CCO does not provide any personal information to third party sites that display our interest-based ads. However, third parties (including the ad networks, ad-serving companies, and other service providers they may use) may assume that users who interact with or click on a personalized ad or content are part of the group that the ad or content is directed towards (for example, users in the South who have experienced shoulder injuries). Also, some third parties may provide us information about you (such as the sites where you have been shown ads or demographic information) from offline and online sources that we may use to provide you more relevant and useful advertising.
NOTICE OF HIPAA PRIVACY PRACTICES
THIS NOTICE DESCRIBES HOW MEDICAL INFORMATION ABOUT YOU MAY BE USED, AND DISCLOSED, AND HOW YOU CAN GET ACCESS TO THIS INFORMATION. PLEASE REVIEW IT CAREFULLY AND REPORT ANY ISSUES, OR CONCERNS, TO: INFO@CLEARCUTORTHO.COM
The Health Insurance Portability & Accountability Act of 1996 (HIPAA) is a federal program requiring that all medical records and other individually identifiable health information used, or disclosed, by us in any form, whether electronically, on paper, or orally, are kept properly confidential. This Act gives you, the Patient, significant new rights to understand and control how your health information is used. HIPAA provides penalties for covered entities that misuse personal health information.
We have prepared this "Notice of HIPAA Privacy Practices" to explain how we are required to maintain the privacy of your health information and how we may use and disclose your health information.
We may use and disclose your medical information for each of the following purposes: consultation, payment, and health care operations:
CONSULTATION means providing, coordinating, or managing orthopedic educational information and related services by one or more providers.
PAYMENT means such activities as obtaining payment or reimbursement for services or utilization reviews.
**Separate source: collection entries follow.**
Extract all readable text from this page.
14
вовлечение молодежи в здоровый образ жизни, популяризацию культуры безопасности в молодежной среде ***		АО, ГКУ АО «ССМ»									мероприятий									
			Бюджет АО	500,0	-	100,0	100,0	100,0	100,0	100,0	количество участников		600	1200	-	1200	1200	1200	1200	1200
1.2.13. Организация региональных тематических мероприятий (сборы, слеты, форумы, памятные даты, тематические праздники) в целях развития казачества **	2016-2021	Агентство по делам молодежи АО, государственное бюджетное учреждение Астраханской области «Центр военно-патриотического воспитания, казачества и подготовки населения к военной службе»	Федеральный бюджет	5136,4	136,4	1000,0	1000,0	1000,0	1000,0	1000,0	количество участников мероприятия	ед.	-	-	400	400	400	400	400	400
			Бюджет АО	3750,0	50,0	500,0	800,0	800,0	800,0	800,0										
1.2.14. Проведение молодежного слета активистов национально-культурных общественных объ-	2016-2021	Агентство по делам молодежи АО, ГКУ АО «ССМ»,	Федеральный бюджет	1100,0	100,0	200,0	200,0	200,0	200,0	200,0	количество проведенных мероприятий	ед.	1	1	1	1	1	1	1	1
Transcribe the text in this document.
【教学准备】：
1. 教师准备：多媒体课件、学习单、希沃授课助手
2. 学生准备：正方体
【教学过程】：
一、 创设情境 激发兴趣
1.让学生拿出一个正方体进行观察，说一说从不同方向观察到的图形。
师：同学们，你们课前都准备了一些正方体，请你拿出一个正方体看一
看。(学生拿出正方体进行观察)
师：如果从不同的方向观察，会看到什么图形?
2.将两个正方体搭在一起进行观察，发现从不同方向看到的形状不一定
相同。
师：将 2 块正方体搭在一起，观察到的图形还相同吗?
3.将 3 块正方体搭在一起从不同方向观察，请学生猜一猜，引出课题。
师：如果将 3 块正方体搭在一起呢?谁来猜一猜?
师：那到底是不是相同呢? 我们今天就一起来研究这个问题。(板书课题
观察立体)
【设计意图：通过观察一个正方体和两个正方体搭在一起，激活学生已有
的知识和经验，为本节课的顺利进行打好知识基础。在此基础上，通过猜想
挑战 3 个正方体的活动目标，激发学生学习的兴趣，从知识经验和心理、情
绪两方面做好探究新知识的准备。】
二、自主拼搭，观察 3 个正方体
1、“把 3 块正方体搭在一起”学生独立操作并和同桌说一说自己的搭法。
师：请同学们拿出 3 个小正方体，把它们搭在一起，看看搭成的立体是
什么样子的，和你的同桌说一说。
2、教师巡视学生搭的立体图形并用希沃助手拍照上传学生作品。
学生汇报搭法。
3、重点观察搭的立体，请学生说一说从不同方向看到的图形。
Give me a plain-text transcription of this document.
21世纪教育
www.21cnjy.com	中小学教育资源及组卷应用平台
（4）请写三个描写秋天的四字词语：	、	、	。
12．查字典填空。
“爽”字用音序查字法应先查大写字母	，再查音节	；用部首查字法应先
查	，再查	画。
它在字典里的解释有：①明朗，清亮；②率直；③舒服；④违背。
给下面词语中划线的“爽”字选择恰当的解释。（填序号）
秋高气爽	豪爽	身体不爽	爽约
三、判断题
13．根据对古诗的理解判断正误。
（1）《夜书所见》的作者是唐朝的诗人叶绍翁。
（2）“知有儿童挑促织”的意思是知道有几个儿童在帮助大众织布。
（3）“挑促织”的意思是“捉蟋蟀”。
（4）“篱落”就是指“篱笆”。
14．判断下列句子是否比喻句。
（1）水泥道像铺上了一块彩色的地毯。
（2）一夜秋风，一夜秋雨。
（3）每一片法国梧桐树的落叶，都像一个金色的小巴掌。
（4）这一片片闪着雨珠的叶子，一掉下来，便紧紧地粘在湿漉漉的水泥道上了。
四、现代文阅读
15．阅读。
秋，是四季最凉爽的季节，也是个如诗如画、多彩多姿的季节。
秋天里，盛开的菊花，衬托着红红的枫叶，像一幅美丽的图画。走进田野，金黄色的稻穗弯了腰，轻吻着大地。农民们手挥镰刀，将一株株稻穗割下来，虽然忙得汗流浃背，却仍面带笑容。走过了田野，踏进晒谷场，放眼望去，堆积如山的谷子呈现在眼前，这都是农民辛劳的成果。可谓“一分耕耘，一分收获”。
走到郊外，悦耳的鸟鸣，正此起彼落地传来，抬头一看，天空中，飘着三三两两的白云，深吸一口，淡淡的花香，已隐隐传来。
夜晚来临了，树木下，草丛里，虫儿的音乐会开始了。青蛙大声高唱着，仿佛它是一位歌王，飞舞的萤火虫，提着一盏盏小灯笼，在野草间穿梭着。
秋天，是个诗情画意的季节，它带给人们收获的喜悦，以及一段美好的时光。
HEALTH CARE OPERATIONS include managing your Electronic Medical Record to facilitate diagnostic Telehealth Consultations with associated Physical Therapists, as well as conducting quality assessment reviews and service improvement planning activities, auditing functions, cost-containment analysis, and customer service.
We may also create and distribute de-identified health information by removing all references to individually identifiable information. For example, to track overall incidence of certain diagnoses to employers, insurance companies, or health sharing companies in the event that they are paying for subscriptions for their employees, or for research purposes.
We may contact you to provide information about our services or other health-related services that may be of interest to you.
Any other uses and disclosures will be made only with your written authorization. You may revoke such authorization in writing and we are required to honor and abide by that written request, except to the extent that we have already taken actions relying on your authorization.
You have the right to ask for restrictions on the ways we use and disclose your health information for treatment, payment, and healthcare operations. You may also request that we limit our disclosures to persons assisting your care. We will consider your request, but are not required to accept it.
You have the right to request that you receive communications containing your protected health information from us by alternative means or at alternative locations. For example, you may ask that we only contact you at home or by mail.
Except under certain circumstances, you have the right to inspect and copy medical, billing and other records used to make decisions about you.
If you believe that information in your records is incorrect, or incomplete, you have the right to ask us to correct the existing information, or add missing information. You have a right to receive a list of certain instances when we have used or disclosed your medical information.